Elle détourna son regard. « Je n’avais pas envisagé les choses sous cet angle.
— Père, si, dit-il. Et c’est pour cela qu’il m’a envoyé. Pour mettre un terme à ces turlupinades et ton fils au pas.
— Joff ne se montrera pas plus docile avec toi qu’avec moi.
— Voire.
— Et pourquoi le ferait-il ?
— Il sait que pour rien au monde tu ne le châtierais, toi. »
Les yeux de Cersei s’étrécirent. « Si tu te figures que je te laisserai lui faire le moindre mal, tu délires. »
Il soupira. Elle mettait à côté de la plaque, une fois de plus. « Il ne court pas plus de risque avec moi qu’avec toi, la rassura-t-il, mais, dans la mesure où il se sentira menacé, il sera plus enclin à écouter. » Il lui prit la main. « Je suis ton frère, tu sais. Que tu daignes l’admettre ou non, tu as besoin de moi. Et ton fils a besoin de moi, s’il tient à conserver le moindre espoir de conserver ce hideux Trône de Fer. »
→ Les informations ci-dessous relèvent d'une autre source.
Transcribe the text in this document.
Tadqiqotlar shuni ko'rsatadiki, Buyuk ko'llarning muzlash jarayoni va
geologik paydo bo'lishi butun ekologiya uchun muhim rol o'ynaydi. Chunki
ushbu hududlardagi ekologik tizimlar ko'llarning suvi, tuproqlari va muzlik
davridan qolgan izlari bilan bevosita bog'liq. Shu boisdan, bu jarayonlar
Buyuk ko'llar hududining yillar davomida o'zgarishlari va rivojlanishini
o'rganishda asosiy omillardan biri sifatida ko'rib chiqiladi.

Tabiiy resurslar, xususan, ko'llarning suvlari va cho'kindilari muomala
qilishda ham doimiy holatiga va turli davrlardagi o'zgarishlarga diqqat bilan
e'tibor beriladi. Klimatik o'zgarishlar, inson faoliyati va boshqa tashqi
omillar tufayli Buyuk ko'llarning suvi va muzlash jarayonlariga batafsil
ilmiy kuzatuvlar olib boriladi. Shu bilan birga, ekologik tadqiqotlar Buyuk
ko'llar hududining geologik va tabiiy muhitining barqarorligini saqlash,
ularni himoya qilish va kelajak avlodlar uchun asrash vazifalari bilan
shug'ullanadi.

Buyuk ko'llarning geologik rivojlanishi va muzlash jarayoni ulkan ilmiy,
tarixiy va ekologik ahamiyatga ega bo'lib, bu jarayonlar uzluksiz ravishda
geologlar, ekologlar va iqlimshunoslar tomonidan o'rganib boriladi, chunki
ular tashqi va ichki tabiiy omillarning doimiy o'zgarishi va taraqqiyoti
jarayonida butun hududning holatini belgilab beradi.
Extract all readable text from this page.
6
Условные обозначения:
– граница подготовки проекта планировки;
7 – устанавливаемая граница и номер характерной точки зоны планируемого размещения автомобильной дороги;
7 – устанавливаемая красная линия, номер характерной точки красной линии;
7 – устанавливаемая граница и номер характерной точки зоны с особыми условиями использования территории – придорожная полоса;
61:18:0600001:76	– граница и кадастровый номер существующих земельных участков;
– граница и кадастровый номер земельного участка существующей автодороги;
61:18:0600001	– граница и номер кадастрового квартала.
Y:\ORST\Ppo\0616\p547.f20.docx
Elle était manifestement choquée qu’il osât la toucher. « Toujours aussi madré…
— A ma petite petite manière, s’épanouit-il.
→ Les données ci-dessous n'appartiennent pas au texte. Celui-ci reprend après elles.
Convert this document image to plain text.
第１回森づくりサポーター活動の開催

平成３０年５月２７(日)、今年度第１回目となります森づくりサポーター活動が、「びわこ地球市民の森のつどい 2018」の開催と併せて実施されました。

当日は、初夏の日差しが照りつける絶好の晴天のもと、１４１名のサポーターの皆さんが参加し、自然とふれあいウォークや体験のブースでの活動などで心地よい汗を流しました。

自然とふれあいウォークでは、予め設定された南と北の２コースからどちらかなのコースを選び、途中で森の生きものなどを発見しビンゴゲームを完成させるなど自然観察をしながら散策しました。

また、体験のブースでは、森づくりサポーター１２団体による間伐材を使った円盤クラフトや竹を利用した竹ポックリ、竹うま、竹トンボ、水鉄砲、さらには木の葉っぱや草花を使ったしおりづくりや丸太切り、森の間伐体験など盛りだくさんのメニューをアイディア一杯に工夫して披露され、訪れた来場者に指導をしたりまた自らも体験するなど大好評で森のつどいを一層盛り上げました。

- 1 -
— Autant essayer…, mais ne t’y méprends pas, Tyrion. Si je consens, tu seras Main du roi de nom mais de fait la mienne. Tu m’exposeras tous tes plans, toutes tes intentions avant d’agir, et tu ne feras rien sans mon consentement. Compris ?
— Oh oui.
— Tu en es d’accord ?
— Absolument, mentit-il. Je te suis tout acquis, ma sœur. » Aussi longtemps du moins que de besoin. « Ainsi, plus de cachotteries entre nous, puisque nous voici d’intelligence. Si je résume tes propos, c’est Joffrey qui a fait tuer lord Eddard, Varys démettre ser Barristan et Littlefinger qui nous a gratifiés de Slynt. Qui est l’assassin de Jon Arryn ? »
Cersei dégagea vivement sa main. « Comment le saurais-je ?
— La veuve éplorée des Eyrié semble croire à ma culpabilité. D’où lui est venue cette idée farfelue ?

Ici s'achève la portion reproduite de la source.